Evaluation <- function(pred, true, class)
{
tp <- sum( pred==class & true==class)
fp <- sum( pred==class & true!=class)
tn <- sum( pred!=class & true!=class)
fn <- sum( pred!=class & true==class)
precision <- tp/(tp+fp)
recall <- tp/(tp+fn)
F1 <- 2/(1/precision + 1/recall)
accuracy <- mean(pred==true)
cat("precision = ", precision, "\n")
cat("recall = ", recall, "\n")
cat("F1 = ", F1, "\n")
cat("accuracy = ", accuracy,"\n")
}
svm.model <- svm(Y[train] ~ ., data = X[train,], kernel='linear')
pred <- predict( svm.model, X[-train,] )
pred.class <- as.numeric( pred>0.98 )
table(pred.class, Y[-train])
Evaluation(pred.class, Y[-train], 1)
Evaluation(pred.class, Y[-train], 0)
nb.model <- naiveBayes(X[train,], Y[train])
pred1 <- predict(nb.model, X[-train,])
table(pred1, Y[-train])
Evaluation(pred1, Y[-train], 1)
Evaluation(pred1, Y[-train], 0)
By comparing the performance, we choose SVM as the final model because of the higher accuracy and F1 score.
#construct corpus
docs.test <- Corpus(VectorSource(temp$tweet))
it_test = itoken(tweettext,preprocessor = tolower,
tokenizer = word_tokenizer,
progressbar = F)
# create vocabulary
vocab = create_vocabulary(it_test, stopwords = stop_words)
#prune vocabulary
pruned_vocab = prune_vocabulary(vocab,
term_count_min = 10,
doc_proportion_max = 0.5,
doc_proportion_min = 0.001)
# construct dtm
dtm.control = list(dictionary=pruned_vocab$term,
tolower=T, removePunctuation=T, removeNumbers=T,
stopwords=c(stopwords('english'), stopwords('spanish'),
stopwords('portuguese')),
stemming=T, weighting=weightTfIdf)
dtm.test <- DocumentTermMatrix(docs.test, dtm.control)
# convert dtm to matrix
dtm.test.matrix <- as.matrix(dtm.test)
#prediction using SVM (because of the higher accuracy)

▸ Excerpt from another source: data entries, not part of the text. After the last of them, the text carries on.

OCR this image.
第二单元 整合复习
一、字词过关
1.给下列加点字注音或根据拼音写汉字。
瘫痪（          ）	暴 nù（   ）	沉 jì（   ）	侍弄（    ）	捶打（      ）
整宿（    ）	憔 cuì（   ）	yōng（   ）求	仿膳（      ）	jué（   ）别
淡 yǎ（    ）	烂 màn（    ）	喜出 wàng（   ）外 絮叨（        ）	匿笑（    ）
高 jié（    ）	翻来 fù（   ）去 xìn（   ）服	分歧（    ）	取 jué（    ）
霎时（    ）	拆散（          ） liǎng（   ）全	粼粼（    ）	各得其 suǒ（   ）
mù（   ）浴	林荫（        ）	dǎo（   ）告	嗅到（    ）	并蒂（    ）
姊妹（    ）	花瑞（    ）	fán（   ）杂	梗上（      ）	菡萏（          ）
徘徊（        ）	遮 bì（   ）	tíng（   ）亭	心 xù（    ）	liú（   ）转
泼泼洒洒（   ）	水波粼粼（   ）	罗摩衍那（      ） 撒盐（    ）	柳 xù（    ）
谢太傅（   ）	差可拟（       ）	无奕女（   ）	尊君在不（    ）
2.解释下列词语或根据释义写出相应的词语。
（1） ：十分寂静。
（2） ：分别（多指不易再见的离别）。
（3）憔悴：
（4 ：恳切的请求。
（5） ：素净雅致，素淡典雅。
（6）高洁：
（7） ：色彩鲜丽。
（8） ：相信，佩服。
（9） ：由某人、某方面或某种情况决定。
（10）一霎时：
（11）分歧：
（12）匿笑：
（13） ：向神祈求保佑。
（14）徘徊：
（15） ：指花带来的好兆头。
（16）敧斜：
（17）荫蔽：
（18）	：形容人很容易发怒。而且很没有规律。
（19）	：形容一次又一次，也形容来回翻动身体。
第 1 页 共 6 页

pred <- predict( svm.model, dtm.test.matrix )
pred.class <- as.numeric( pred>0.99 )
#pred.test <- predict(svm.model, dtm.test.matrix)
temp$sentiment = pred.class
nrow(temp[temp$sentiment==1,])
After getting the output file, I evaluate whether the sentiment is correct and output my evaluation result in the second column. 1 denotes the sentiment is correctly classified, and 0 is the opposite. In the end, the precision of my classification is about 66.87% (222/332)